The Biden-Harris administration has noted that the ARP subsidy enhancements, and their extension by the IRA, resulted in not only record-high enrollment, but also an increase in the number of people who upgraded their Marketplace coverage from Bronze to a higher metal level. This makes sense, since the larger subsidies allowed people to buy more expensive coverage without increasing their net premiums.
Without the ARP subsidy enhancements, the Congressional Budget Office projects that Marketplace enrollment will drop from 22.8 million in 2025 to 18.9 million in 2026. And while millions of people will continue to have Marketplace coverage, it stands to reason the plan upgrades in response to the subsidy enhancements could reverse, with people opting to downgrade their coverage to keep the premiums affordable.

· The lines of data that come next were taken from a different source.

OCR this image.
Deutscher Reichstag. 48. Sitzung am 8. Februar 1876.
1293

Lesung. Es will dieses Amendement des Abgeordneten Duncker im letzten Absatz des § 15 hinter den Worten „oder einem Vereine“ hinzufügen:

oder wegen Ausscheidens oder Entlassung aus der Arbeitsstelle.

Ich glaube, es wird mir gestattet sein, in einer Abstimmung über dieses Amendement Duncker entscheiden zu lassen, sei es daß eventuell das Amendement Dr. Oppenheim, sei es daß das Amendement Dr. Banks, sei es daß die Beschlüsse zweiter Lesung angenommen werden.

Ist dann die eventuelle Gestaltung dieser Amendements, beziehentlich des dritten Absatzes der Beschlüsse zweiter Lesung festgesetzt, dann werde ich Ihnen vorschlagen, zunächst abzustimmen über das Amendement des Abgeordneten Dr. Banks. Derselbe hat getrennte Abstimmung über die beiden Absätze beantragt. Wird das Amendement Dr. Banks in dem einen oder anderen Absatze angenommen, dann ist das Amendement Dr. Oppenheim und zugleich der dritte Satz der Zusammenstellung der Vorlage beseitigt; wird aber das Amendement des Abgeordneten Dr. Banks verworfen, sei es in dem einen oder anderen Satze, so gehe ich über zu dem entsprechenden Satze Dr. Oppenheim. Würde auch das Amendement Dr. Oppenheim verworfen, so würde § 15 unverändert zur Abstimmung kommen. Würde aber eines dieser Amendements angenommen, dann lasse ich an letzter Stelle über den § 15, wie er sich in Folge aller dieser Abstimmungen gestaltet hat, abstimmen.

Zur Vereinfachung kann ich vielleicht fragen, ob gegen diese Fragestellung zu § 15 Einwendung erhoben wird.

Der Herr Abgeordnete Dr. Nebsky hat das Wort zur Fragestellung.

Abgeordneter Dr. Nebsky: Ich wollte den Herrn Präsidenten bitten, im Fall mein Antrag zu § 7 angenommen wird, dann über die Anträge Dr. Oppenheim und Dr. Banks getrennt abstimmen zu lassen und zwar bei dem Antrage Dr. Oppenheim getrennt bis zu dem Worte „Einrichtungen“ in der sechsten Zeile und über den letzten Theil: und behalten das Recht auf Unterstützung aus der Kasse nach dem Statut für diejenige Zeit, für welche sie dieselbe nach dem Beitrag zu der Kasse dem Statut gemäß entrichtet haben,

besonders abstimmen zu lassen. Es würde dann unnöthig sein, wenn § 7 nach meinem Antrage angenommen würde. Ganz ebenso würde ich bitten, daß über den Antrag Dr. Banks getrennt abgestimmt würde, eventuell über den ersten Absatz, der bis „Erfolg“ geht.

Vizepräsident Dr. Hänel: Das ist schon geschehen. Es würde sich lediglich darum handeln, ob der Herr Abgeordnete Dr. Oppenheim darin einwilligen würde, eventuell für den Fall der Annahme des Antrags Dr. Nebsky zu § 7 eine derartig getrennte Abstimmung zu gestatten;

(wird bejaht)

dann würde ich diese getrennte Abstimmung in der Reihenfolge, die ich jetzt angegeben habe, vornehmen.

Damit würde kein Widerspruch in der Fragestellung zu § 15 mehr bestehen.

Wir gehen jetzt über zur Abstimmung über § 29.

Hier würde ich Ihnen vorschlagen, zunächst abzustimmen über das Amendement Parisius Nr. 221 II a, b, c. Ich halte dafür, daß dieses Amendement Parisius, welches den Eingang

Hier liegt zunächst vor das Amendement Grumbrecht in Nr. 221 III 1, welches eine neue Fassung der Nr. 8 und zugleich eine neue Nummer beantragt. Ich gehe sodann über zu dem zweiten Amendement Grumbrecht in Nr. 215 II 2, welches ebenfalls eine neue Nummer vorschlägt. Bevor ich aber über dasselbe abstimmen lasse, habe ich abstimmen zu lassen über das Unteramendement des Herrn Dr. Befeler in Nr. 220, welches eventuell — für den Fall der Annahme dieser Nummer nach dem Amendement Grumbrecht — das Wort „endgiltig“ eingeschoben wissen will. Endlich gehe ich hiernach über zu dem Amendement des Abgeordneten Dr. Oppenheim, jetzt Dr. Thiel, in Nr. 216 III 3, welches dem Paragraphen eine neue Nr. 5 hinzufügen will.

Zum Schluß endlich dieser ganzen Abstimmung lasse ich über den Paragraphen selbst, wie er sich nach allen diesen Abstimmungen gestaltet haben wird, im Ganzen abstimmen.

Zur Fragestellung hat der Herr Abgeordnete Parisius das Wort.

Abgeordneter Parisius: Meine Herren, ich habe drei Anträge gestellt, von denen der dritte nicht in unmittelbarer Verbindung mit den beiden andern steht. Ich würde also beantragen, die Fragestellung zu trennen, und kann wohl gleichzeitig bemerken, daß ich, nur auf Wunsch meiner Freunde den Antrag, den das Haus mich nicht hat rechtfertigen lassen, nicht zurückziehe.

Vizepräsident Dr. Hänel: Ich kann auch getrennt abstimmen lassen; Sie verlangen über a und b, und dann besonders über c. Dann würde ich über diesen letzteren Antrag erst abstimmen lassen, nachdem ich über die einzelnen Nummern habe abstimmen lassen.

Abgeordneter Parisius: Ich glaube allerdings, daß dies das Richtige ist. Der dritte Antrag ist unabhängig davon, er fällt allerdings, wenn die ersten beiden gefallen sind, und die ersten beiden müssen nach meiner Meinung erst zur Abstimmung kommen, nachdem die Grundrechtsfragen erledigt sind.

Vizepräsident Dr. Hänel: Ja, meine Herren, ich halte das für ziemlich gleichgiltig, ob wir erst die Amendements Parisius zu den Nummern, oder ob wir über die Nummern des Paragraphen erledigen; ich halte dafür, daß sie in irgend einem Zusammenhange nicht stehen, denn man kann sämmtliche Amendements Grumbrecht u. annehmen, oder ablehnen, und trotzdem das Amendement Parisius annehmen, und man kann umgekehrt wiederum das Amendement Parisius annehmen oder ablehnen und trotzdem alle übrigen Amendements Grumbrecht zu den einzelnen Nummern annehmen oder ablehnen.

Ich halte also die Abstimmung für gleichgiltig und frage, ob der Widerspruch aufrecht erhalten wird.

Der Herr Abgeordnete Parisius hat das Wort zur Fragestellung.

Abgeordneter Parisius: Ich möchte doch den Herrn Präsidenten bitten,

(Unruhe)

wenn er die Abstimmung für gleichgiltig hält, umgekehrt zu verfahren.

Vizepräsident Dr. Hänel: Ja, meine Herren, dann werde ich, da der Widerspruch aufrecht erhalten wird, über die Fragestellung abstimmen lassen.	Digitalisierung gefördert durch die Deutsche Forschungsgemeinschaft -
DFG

Will the subsidy enhancements sunset?
Unless new legislation is enacted, the APR subsidy enhancements will sunset at the end of 2025. Insurers will submit their proposed 2026 rates and plans to state and federal regulators starting in the spring of 2025. So Congress would need to act before then – likely before March 31, 2025 – to avoid a scenario in which insurers are basing their rates on the lower enrollment and less-healthy risk pool that would be expected when the subsidy enhancements sunset.
The Congressional Budget Office projects that without the ARP subsidy enhancements, gross premiums for the benchmark (second-lowest-cost Silver) plan would increase by an average of 4.3% in 2026.
Louise Norris is an individual health insurance broker who has been writing about health insurance and health reform since 2006. She has written dozens of opinions and educational pieces about the Affordable Care Act for healthinsurance.org.